Les 19 et 20 décembre prochain, François Hollande sera en visite officielle en Algérie. Il s’agit là d’une visite politique et d’une visite à hauts risques. Les attentes des Algériens sont nombreuses et ils ne se satisferont pas de la restitution prévue des Clefs d’Alger remises en 1830 par le dey Hussein lors de la capitulation de la ville. Alger attend de cette visite un effort quant à la « mémoire » et à la présentation des évènements de près d’un siècle et demi qui ont suivi cette colonisation.
Ils attendent également que la France prenne -enfin- une position courageuse en ce qui concerne l’avenir du Sahel et donc l’avenir de tous les pays limitrophes: Algérie bien entendu, mais aussi Maroc, Tunisie, Libye, Niger, Mali, Burkina Faso, Mauritanie.

Dans un précédent billet (Nord-Mali:-les-positions-bougent), nous estimions que les « lignes » bougeaient. Est-ce bien sûr ? Ou, au contraire, nous trouvons-nous face à un durcissement des positions ?
D’un coté, les opposants à une intervention militaire au Nord-Mali viennent de se trouver renforcés par une prise de position ferme de la Tunisie qui « soutient l’approche algérienne et rejette totalement l’option d’une intervention militaire ». La Tunisie désire que soit « privilégié le règlement par la négociation des problèmes religieux, ethniques, sociaux et politiques entre le Nord et le Sud du Mali ».

Sur l’autre bord, à Bamako, une coalition de partis et d’associations maliens refuse toute négociation au motif que les touaregs ne sont pas représentés par le MNLA et que, de toutes façons, « ils sont minoritaires au sein de la population du Nord ». Un méthode pour rejeter toute tentative de dialogue qui pousse certains commentateurs à employer des expressions radicales visant à « solutionner la question touarègue ». Voilà qui augure bien mal du climat d’un éventuel conflit militaire dans le Nord-Mali !

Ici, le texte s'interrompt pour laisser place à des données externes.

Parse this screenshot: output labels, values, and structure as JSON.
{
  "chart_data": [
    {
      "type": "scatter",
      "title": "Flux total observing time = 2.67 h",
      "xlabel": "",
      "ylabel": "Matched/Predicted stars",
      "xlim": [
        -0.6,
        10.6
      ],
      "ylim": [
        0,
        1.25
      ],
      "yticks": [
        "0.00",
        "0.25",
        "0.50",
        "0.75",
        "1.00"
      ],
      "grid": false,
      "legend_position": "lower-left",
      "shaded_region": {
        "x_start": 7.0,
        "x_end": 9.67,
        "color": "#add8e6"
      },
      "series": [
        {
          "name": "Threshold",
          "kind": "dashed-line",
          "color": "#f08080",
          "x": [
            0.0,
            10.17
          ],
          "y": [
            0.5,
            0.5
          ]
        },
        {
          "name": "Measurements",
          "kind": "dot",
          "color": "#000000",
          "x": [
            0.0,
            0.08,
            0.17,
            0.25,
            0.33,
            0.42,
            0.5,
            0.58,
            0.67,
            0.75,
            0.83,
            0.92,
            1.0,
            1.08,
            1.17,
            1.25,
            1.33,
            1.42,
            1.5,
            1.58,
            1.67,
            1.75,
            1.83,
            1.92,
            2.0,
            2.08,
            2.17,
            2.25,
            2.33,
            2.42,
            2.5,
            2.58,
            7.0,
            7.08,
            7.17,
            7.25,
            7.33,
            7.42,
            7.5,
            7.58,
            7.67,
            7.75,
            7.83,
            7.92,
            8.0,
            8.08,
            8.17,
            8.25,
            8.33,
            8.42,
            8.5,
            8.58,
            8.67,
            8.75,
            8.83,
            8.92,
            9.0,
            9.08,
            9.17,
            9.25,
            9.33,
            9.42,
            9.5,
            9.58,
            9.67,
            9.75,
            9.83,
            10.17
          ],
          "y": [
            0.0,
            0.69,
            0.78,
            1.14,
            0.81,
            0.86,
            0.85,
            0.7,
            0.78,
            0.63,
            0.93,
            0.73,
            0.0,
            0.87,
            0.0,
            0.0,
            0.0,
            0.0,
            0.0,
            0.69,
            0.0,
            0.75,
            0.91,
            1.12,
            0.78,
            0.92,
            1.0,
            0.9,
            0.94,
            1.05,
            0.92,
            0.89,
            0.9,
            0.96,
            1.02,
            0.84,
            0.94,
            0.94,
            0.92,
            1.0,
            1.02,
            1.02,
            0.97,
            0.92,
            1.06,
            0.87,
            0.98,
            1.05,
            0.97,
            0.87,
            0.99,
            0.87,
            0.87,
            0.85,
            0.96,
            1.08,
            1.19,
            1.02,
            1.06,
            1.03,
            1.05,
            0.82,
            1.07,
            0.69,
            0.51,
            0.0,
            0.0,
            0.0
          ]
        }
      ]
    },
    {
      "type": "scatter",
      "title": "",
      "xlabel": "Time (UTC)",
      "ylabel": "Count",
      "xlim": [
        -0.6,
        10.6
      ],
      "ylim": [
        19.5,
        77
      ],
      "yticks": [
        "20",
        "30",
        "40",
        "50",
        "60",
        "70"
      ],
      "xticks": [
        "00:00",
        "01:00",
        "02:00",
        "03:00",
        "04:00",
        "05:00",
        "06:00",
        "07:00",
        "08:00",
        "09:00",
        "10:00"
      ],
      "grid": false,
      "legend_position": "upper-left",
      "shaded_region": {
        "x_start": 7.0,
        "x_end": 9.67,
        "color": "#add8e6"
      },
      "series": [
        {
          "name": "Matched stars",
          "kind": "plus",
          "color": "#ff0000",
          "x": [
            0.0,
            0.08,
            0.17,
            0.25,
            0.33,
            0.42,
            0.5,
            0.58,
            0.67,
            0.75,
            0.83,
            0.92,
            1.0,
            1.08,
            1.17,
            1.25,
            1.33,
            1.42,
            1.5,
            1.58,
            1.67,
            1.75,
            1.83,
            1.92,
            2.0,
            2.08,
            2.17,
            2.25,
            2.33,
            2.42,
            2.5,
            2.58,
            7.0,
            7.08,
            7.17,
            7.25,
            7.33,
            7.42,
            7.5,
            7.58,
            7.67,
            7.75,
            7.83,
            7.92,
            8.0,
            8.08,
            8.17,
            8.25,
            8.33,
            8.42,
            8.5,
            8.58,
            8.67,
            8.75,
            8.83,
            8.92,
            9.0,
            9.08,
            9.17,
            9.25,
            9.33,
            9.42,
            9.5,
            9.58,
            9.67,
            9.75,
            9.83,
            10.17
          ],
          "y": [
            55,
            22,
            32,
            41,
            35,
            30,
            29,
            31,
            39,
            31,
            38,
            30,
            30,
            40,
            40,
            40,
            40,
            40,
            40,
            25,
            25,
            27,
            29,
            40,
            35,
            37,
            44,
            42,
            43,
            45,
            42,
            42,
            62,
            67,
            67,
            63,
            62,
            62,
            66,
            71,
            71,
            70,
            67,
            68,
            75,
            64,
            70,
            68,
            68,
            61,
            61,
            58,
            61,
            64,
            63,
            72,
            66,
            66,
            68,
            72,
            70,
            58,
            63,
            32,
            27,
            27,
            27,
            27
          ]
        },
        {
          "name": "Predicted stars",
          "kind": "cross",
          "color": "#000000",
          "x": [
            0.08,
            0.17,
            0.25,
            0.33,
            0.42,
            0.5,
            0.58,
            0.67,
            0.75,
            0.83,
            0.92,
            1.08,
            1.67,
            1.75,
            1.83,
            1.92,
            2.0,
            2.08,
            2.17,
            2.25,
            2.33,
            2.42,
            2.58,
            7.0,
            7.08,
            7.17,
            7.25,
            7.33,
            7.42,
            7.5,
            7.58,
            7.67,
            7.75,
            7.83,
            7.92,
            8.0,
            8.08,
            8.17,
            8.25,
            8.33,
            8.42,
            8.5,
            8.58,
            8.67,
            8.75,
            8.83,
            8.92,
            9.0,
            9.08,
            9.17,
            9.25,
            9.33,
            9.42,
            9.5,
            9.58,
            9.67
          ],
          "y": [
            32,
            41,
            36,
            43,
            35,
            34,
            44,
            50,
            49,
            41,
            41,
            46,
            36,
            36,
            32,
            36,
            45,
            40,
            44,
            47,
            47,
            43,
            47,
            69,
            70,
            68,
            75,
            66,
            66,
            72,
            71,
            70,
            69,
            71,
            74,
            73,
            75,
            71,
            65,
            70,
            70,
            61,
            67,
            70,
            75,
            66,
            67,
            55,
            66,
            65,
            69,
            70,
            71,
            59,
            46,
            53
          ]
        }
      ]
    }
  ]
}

Entre les deux, l’Europe, dont la France, qui se « prépare » à une option militaire et qui ne tient la négociation que pour partie très négligeable. La position de François Hollande n’a guère évolué depuis octobre, alors même qu’il expliquait que l’intervention était inévitable et qu’il se faisait fort de convaincre l’Algérie de cette « évidence »: « L’Algérie regarde avec méfiance une possible intervention ? A moi de rassurer l’Algérie ». »
Et puis l’ONU, dont le Secrétaire Général s’éloigne de plus en plus de l’approbation d’une opération armée, suivant en cela les recommandations de son envoyé spécial Romano Prodi. Ban Ki-Moon ne parle désormais que d’une « intervention nécessaire en dernier recours » et probablement pas avant septembre 2013, ce qui entraîne la fureur des ministres de la CEDEAO qui considèrent que cette attitude est « déphasée et en-deçà des attentes ».

Ban Ki-Moon (DR)

Plutôt que de se réfugier dans l’attentisme guerrier, la France ne pourrait-elle pas prendre l’initiative et favoriser le dialogue entre toutes les parties en prenant à son compte les recommandations tunisiennes ? Les problèmes religieux, ethniques, sociaux et politiques ont toujours été négligés dans cette partie du monde. Les accords, de paix souvent signés avec la médiation de l’Algérie, entre Sud et Nord-Mali, n’ont jamais été suivis de mise en application. Les entreprise françaises, Areva comme Total ou d’autres, ne sont pas réputées pour se comporter avec un esprit de coopération. Ne pourrions-nous mettre en avant un médiateur sachant parler de la coopération juste ? Il est des ministres qui savent parler aux entreprises en ce qui concerne l’emploi, ne peut-il se trouver un ministre qui sache demander aux entreprises opérant dans le Sahel d’employer des personnels issus de la population locale, de les former à des métiers qualifiés, de participer au développement local des pays d’action (routes, équipements sociaux et culturels, santé …), d’associer les gouvernements locaux à la gestion des équipements et au partage équitable des revenus, … ?
Le Nord-Mali est actuellement une « zone de non-droit » tout comme le sont (toutes proportions gardées) certaines de nos banlieues. Et comme dans nos banlieues ce n’est probablement l’intervention policière d’un coté, ou militaire de l’autre, qui apportera une solution durable et acceptable par tous. Considérer que les populations touarègues ne doivent que se taire parce qu’elles sont minoritaires relève d’une faute politique impardonnable et surtout lourde de dangers.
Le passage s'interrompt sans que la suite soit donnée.